Unless you have the capital and resources to operate a large chain of grocery stores, your success in the grocery business will depend on identifying your target market and tailoring you offerings to accommodate them. There are hundreds of thousands of grocery products, and no grocery business can carry every one of them. Your success will depend on finding a selection that uses yuor available space to your greatest advantage.
Instructions
1. Set up an inventory system for your grocery business. Interview suppliers in your area including full-service distributors as well as independent producers. Choose a line of products well suited to the neighborhood where your store is located and the price range you intend to charge. For example, if you are opening a convenience grocery store on a busy street, you should carry plenty of drinks and snack foods, but if your store is located in an affluent neighborhood you should focus on high-end specialty foods. Set up accounts with your suppliers and develop an inventory system for your store that enables you to rotate stock, monitor sales of particular products and keep track of order dates.

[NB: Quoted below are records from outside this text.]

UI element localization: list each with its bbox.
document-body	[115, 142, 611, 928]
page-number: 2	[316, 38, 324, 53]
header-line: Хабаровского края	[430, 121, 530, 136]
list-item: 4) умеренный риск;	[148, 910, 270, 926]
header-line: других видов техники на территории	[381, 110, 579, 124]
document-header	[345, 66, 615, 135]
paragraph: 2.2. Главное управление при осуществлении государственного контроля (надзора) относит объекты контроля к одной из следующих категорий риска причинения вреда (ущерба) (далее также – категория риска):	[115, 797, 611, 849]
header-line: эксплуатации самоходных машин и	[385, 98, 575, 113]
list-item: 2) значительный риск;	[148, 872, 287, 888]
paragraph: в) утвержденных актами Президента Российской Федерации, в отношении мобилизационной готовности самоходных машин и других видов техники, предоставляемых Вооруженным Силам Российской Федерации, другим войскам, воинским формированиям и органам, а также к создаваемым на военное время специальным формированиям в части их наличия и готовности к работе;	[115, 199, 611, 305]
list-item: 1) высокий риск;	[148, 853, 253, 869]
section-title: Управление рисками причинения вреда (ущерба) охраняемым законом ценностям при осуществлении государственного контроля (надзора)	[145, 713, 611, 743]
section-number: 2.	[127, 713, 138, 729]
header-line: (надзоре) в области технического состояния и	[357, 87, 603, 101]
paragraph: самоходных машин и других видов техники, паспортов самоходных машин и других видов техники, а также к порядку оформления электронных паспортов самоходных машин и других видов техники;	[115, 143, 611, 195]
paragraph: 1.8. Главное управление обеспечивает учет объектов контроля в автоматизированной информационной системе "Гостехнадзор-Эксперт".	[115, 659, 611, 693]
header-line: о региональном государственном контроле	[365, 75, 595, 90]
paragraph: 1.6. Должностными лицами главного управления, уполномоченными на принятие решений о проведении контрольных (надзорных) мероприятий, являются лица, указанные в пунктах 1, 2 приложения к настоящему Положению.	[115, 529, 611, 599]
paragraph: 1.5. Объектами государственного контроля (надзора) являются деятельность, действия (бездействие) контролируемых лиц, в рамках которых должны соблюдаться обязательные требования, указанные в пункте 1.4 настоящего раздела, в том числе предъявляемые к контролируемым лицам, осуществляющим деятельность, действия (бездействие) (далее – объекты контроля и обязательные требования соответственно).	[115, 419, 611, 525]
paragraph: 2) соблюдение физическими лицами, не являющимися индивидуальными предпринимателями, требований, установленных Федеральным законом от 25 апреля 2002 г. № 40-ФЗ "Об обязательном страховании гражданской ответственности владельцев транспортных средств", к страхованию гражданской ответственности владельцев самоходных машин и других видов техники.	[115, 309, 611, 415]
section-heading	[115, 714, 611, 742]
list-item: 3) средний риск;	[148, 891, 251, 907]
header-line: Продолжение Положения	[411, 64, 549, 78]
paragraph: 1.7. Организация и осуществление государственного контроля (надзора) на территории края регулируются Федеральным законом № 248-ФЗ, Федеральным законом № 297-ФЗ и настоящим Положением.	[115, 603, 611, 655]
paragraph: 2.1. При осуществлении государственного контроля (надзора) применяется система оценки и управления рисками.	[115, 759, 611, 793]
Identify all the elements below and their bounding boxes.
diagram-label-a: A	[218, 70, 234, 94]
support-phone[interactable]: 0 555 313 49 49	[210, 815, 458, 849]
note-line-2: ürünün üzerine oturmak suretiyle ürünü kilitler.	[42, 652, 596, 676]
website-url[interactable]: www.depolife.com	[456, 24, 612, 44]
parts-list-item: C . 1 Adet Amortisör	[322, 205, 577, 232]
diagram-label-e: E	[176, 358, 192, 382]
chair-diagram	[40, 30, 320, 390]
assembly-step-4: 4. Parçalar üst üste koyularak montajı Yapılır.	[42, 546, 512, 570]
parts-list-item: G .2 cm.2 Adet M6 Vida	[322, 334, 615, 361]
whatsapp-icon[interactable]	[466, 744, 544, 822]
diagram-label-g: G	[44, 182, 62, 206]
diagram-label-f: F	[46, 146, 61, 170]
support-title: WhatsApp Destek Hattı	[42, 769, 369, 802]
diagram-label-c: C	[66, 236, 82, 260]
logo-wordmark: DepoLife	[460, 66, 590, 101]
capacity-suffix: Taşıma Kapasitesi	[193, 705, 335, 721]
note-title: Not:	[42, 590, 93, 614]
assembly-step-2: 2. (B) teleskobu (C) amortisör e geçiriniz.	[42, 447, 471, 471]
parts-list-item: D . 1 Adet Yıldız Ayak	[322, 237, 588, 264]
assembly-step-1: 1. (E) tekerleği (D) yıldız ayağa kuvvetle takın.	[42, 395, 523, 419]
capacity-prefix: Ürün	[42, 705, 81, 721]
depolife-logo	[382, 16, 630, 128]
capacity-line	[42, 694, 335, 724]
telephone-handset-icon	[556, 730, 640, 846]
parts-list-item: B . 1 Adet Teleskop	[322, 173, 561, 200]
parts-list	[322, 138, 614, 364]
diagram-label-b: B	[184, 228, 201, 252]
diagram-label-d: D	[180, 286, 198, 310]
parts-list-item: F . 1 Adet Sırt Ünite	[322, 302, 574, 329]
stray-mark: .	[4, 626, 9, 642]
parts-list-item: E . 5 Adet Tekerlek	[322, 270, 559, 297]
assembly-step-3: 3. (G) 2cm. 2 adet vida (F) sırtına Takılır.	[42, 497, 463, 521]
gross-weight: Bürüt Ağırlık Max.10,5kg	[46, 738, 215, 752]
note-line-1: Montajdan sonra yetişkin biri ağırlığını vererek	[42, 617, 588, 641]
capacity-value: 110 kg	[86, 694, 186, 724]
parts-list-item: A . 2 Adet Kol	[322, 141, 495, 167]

2. Set up a storage area for your grocery store. Keep backstock in a storage room and rotate perishable product regularly. Run a walk-in cooler for backstock of refrigerated product, as well as a walkin freezer if you sell enough frozen food to justify the expense. Find a balance between keeping enough stock on hand to meet current demand and not buying so much inventory that you tie up capital that you might need for other expenses such as payroll.
3. Plan sales and promotions for your grocery store. Use the ends of aisles to stack cases of products you will showcase and also place sale items in prominent places such as near the cash registers. Offer low prices on items that your distributors discount to you, and also plan discounts on products that will draw customers into your store such as baking supplies during holiday seasons. Use these discounted items as the basis of your ad campaigns.
4. Program your point-of-sales systems to process transactions efficiently and provide you with information about sales patterns. Designate cash register keys to correspond with each of your major sales categories, such as dairy, meat and grocery. Track the amount you are spending on each category using information on your purchase receipts, and compare these expenditures with your cash-register data in order to evaluate your margins in each area.